May is Mental Health Awareness Month. While mental health concerns affect up to 1 in 5 Americans, it is often overlooked in our elderly population. It is estimated that 20% of people aged 55 years or older experience mental health concerns. The most common conditions include anxiety, severe cognitive impairment, and mood disorders such as depression. Often these concerns are disregarded as old age or frailty, however, this is not a normal part of aging and is a treatable medical condition. It’s important to recognize the signs of mental illness in older adults, as they can differ from their younger counterparts. The elderly have a different set of considerations relative to mental distress and the contributing factors are often misunderstood.

Depression and Isolation- The changes that affect us as we age can sometimes lead to depression. Events later in life such as chronic illness, the loss of loved ones, and the inability to participate in once-cherished activities can lead to isolation and depression. While aging is an inevitable part of life, depression need not be a part of it. Early detection can prevent serious consequences.  Here are some suggestions to help avoid the effects of depression. Keep your brain stimulated by engaging in Soduku, Word Search puzzles, or Bingo games. Enjoy some time with others. As our loved ones age or pass away, it is common to socialize less often. Explore activities offered by your local Senior Centers where you can meet new people and participate in appropriate exercises for any limitations that you may be experiencing due to aging.

Anxiety – Feelings of fear in the elderly are a common emotion and a normal stress reaction. It is normal to experience some worry, but when someone feels anxious and becomes overwhelmed, it can affect their ability to perform daily living tasks, limit their social activities, and creates tension in their relationships. Older adults who think they may be suffering from anxiety should consult their physician. Anxiety can be treated with medication, therapy, stress reduction, and coping skills.
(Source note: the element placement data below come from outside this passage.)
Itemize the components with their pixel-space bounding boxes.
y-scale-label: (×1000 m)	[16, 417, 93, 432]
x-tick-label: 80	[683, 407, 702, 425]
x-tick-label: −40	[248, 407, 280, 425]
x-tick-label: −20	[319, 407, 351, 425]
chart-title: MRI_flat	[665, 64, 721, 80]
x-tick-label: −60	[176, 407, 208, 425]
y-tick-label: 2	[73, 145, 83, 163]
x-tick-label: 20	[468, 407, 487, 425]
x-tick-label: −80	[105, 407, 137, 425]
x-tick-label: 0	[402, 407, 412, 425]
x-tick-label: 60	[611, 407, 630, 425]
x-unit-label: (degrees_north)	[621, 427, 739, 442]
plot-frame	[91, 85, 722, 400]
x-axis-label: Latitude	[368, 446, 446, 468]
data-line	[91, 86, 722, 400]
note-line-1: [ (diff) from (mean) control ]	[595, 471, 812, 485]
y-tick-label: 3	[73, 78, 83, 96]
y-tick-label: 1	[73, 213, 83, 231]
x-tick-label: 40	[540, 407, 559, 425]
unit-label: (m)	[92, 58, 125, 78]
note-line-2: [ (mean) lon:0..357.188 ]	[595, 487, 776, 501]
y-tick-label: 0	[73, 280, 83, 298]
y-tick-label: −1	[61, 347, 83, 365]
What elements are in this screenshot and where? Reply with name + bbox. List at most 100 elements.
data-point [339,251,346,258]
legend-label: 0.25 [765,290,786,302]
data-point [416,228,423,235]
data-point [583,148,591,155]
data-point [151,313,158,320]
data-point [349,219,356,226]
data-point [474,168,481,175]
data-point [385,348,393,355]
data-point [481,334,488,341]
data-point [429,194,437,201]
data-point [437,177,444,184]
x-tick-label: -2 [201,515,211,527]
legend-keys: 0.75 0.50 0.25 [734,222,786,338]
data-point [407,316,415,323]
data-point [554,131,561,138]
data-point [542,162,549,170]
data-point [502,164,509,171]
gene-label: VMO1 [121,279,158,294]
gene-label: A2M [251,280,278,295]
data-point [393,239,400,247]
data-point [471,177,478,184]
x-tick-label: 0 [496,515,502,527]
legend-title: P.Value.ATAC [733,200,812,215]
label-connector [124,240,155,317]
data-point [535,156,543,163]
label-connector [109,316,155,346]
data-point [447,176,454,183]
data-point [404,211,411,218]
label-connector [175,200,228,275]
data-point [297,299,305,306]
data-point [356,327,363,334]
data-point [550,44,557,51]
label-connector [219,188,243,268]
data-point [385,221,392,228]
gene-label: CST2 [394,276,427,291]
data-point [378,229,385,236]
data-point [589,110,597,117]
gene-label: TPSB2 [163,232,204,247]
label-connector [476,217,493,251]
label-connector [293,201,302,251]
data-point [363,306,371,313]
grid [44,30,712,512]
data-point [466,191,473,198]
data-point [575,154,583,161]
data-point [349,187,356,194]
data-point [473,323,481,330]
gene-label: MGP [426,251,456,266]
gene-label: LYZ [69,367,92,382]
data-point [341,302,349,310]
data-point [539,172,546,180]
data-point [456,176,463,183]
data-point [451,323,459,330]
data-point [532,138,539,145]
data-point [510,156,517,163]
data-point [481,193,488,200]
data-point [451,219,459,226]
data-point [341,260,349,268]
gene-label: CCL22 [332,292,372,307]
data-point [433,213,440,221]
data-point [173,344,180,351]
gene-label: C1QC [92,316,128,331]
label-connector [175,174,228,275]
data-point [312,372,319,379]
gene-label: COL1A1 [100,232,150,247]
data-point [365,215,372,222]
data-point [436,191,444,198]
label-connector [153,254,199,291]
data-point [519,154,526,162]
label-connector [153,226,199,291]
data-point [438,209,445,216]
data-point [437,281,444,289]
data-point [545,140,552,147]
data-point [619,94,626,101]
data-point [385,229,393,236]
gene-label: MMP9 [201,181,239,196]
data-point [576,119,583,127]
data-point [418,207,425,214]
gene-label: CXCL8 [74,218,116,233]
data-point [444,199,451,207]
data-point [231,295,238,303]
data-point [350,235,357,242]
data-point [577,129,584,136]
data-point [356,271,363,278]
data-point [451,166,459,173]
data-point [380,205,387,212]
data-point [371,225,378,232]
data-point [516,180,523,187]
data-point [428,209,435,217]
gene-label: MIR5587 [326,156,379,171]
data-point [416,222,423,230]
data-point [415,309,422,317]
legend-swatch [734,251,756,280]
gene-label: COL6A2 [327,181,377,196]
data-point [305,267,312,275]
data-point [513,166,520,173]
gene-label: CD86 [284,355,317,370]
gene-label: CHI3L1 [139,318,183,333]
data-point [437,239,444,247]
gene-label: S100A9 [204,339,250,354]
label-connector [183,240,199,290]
Elder Suicide – Suicide in older adults is often triggered by their loss of control over health conditions, financial difficulties, or the loss of loved ones. This can lead to a feeling of hopelessness. A person who may be thinking about suicide likely does not want to die but is searching for some way to make their suffering go away. It is crucial to identify signs of suicidal thoughts in your loved one and take appropriate steps to prevent them from acting on these thoughts. Some symptoms to look for are feelings of hopelessness and a lack of interest in future plans; feelings of loss of independence or a sense of purpose; social isolation; sudden personality changes; and increased alcohol and medication use. Timely and appropriate intervention can prevent suicide, and addressing issues sooner rather than later often results in better outcomes.

Good mental health contributes to an overall feeling of well-being. Don’t ignore signs of depression or mental health in your elderly loved ones. This does not have to be a part of the aging process; healthy older adults can continue to thrive, grow and enjoy life!  If you think you or your loved one may be suffering from mental illness, you should seek medical attention immediately. With therapy and treatment, you can work toward positive outcomes.

This is not intended to serve as medical advice.